Shigeki Terashi, executive vice president of Toyota Motor Corp., speaks at a press conference in Tokyo on June 7, 2019. (Kyodo)

TOKYO (Kyodo) -- Toyota Motor Corp. said Friday it would move up its target to achieve annual global sales of 5.5 million units of electric and other eco-friendly vehicles by five years to 2025 while seeking to tie up with Chinese firms to enhance the supply of batteries.

"Demand for electric vehicles has grown stronger than we had projected earlier amid tougher emissions regulations (seen around the world)," Executive Vice President Shigeki Terashi told a press conference in Tokyo as the company seeks to roll out its first EV models in China in 2020.

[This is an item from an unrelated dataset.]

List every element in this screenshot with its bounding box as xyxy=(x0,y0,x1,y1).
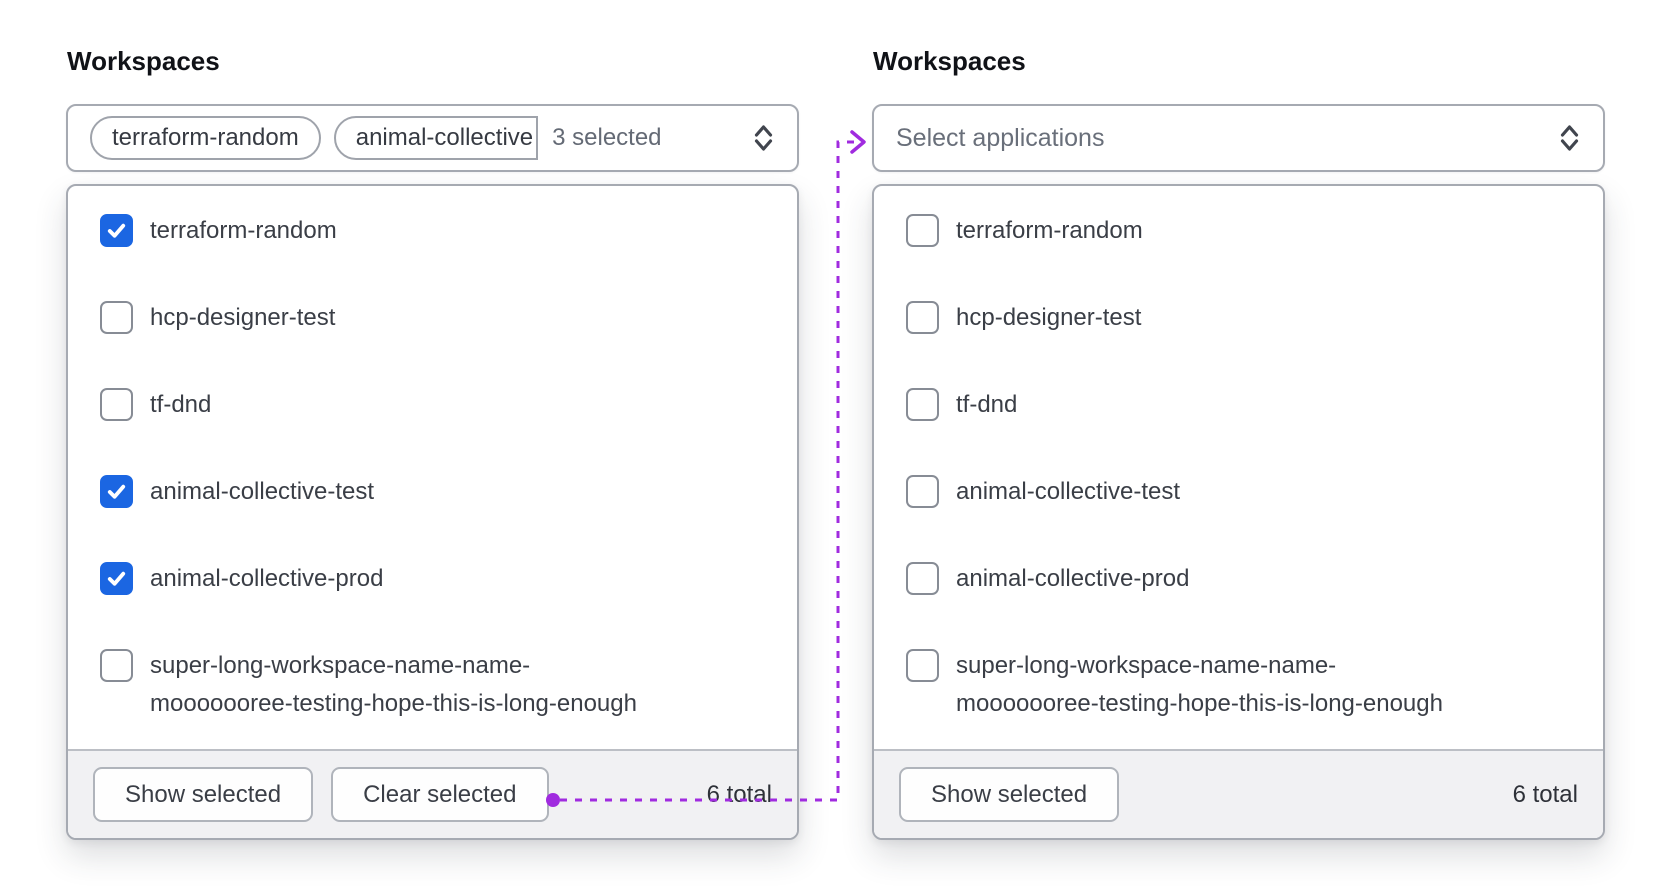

Toyota said in late 2017 that it would aim for electrified vehicles to account for more than half its global sales by around 2030 -- or about 5.5 million units, including 1 million EVs and vehicles using fuel cell technology, which converts hydrogen and oxygen into electricity.

But the Japanese auto giant said the goal can now likely be achieved roughly five years earlier than expected, citing robust sales estimates in China buoyed by government subsidies for EV purchases.

As the company seeks to expand sales of electrified vehicles, Toyota also said it had begun partnership talks with major Chinese automobile battery makers -- Contemporary Amperex Technology Co. and BYD Co. -- as well as Japanese battery supplier GS Yuasa Corp.

At a time when the auto industry is facing an increasing need for technical innovation, Toyota is forming partnerships with other companies, such as Japanese electronics maker Panasonic Corp. for the development and production of batteries for its EVs.

Toyota will start selling its first EV in Japan next year, which will be a two-seater car amid growing demand from elderly people for smaller vehicles, according to Terashi.

For the global market, the automaker plans to introduce more than 10 types of EVs, including sedans and sport-utility vehicles, by the mid-2020s.